The dark side of ESG investing has the potential to undermine a whole generation of clean-tech strategies. Adam Matthews, chief responsible investment officer at the Church of England Pensions Board, said the risks posed to the renewables boom via the mining industry aren't getting nearly enough attention.

What is the danger of ESG? ›

Types of ESG Risks

Environmental risks. These risks are associated with how an organization or government handles its ecological impact and sustainability initiatives. Examples include causing water contamination, air pollution, or improper waste disposal. Social risks.

What is the biggest ESG scandal? ›

The Enron scandal highlighted the critical need for corporate governance transparency, integrity, and accountability. It stressed the importance of ethical corporate behavior, rigorous financial oversight, and the role of regulatory frameworks in maintaining corporate responsibility and protecting stakeholders.

Who is behind ESG? ›

The term ESG first came to prominence in a 2004 report titled "Who Cares Wins", which was a joint initiative of financial institutions at the invitation of the United Nations (UN).

Who needs ESG? ›

ESG compliance is essential for organizations looking to enhance their corporate governance, social responsibility, and sustainable business practices. Adhering to ESG criteria not only reduces risk but also improves decision-making and overall company performance.

Does ESG really matter and why? ›

According to a study by MSCI, companies with high ESG ratings had better financial performance than those with lower ESG ratings, with a 35% higher return on equity and a 20% higher valuation. This suggests that ESG practices are not only good for society and the environment, but also good for business.

What are the four pillars of ESG? ›

However, it actually refers to four distinct areas: human, social, economic and environmental – known as the four pillars of sustainability.
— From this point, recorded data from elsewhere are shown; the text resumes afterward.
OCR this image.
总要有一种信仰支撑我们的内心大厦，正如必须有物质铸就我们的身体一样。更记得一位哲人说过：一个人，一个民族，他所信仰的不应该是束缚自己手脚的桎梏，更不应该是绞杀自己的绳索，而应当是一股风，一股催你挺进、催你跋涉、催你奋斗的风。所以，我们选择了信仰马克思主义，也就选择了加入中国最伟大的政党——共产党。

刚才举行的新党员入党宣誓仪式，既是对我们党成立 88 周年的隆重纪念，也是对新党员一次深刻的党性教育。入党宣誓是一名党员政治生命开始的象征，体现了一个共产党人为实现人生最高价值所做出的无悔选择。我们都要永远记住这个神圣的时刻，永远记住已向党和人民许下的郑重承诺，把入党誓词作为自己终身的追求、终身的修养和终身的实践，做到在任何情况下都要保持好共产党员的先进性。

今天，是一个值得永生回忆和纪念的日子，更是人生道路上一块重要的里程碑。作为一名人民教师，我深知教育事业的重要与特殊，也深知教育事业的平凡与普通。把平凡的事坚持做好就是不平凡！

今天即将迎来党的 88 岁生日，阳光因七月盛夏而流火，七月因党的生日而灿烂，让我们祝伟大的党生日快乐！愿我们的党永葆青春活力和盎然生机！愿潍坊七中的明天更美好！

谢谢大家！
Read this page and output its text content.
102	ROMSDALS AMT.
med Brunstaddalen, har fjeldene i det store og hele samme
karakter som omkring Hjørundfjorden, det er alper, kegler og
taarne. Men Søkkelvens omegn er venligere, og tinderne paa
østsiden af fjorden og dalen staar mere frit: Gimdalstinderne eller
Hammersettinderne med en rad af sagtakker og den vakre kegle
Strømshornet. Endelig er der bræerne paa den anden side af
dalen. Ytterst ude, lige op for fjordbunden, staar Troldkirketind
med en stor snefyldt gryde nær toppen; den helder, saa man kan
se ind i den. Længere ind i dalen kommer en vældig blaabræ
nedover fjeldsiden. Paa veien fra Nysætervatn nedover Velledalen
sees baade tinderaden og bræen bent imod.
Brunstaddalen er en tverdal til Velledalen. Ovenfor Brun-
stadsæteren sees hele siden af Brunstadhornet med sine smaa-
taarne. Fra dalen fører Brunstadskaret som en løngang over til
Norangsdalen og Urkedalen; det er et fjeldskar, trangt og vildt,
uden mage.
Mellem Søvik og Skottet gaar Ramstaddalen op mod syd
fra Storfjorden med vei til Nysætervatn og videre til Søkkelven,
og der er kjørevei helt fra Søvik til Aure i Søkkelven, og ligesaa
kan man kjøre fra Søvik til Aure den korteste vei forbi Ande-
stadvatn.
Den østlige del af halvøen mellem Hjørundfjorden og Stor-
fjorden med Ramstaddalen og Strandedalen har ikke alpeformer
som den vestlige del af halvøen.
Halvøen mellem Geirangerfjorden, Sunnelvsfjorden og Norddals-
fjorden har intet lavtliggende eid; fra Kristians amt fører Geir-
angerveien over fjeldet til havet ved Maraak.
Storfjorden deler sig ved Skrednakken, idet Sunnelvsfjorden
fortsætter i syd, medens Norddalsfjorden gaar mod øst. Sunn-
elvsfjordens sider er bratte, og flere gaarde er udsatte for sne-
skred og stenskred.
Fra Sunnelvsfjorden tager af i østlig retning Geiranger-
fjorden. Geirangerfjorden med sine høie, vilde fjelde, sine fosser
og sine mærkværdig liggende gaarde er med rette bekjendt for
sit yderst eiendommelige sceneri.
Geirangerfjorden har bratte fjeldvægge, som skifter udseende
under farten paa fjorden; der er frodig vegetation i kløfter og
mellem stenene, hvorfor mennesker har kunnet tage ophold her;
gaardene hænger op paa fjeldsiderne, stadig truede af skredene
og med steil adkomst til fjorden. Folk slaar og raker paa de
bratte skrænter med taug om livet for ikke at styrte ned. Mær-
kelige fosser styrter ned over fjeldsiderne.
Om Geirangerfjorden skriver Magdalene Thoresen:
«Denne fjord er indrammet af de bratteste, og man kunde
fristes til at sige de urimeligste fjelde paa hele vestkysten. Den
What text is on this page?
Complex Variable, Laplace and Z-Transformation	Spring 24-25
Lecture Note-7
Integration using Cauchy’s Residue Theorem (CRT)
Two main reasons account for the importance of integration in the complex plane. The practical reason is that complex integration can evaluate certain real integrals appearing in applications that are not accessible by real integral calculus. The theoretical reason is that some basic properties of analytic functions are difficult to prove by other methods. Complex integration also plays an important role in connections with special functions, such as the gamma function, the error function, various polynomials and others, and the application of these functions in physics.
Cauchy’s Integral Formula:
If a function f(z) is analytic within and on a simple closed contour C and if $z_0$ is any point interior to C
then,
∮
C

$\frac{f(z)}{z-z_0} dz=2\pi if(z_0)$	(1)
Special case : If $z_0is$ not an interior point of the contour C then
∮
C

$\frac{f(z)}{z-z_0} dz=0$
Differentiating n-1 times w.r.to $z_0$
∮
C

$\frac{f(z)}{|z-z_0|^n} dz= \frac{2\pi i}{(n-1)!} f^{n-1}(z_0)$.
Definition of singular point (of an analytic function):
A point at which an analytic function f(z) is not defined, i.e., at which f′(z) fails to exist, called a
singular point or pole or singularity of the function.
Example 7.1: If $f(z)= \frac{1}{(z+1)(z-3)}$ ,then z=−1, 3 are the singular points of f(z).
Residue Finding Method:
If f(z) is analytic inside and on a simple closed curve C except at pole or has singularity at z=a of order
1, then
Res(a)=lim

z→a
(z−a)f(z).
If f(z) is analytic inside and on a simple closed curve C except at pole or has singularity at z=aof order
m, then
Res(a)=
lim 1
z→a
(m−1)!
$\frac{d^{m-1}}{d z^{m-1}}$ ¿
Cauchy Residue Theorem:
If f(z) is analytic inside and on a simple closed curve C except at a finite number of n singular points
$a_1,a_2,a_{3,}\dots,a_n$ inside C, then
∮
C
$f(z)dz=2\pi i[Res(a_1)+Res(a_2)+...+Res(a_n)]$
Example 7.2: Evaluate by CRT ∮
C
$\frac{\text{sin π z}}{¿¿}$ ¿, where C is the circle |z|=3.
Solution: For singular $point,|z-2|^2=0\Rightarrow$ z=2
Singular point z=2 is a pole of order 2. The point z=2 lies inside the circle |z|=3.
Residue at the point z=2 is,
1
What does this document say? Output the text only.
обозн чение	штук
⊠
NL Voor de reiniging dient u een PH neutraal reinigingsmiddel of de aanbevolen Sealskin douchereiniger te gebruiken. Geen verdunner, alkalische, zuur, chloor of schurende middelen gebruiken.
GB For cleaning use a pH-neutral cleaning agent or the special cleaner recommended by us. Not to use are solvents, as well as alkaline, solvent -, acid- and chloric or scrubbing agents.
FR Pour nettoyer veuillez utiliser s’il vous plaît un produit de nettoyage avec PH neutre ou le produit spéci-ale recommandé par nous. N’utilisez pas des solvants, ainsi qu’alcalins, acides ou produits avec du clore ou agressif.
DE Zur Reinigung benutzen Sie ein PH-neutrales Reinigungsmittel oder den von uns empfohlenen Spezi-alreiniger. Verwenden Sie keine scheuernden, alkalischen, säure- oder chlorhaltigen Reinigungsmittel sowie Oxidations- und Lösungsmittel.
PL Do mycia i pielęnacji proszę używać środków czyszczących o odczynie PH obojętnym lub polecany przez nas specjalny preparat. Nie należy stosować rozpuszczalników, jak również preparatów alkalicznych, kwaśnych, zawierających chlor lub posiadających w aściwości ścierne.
Human sustainability aims to maintain and improve the human capital in society.

Why is ESG a risk? ›

ESG Risks are those arising from Environmental, Social and Governance factors that a company must address and manage. These risks are a combination of threats and opportunities that can have a significant impact on an organisation's reputation and financial performance.

What is an ESG rating for dummies? ›

Environmental, social, and governance (ESG) scores are an essential tool for investors to assess a company's sustainability and ethical performance. These scores typically range from 0 to 100, with a score of less than 50 considered relatively poor and more than 70 considered good.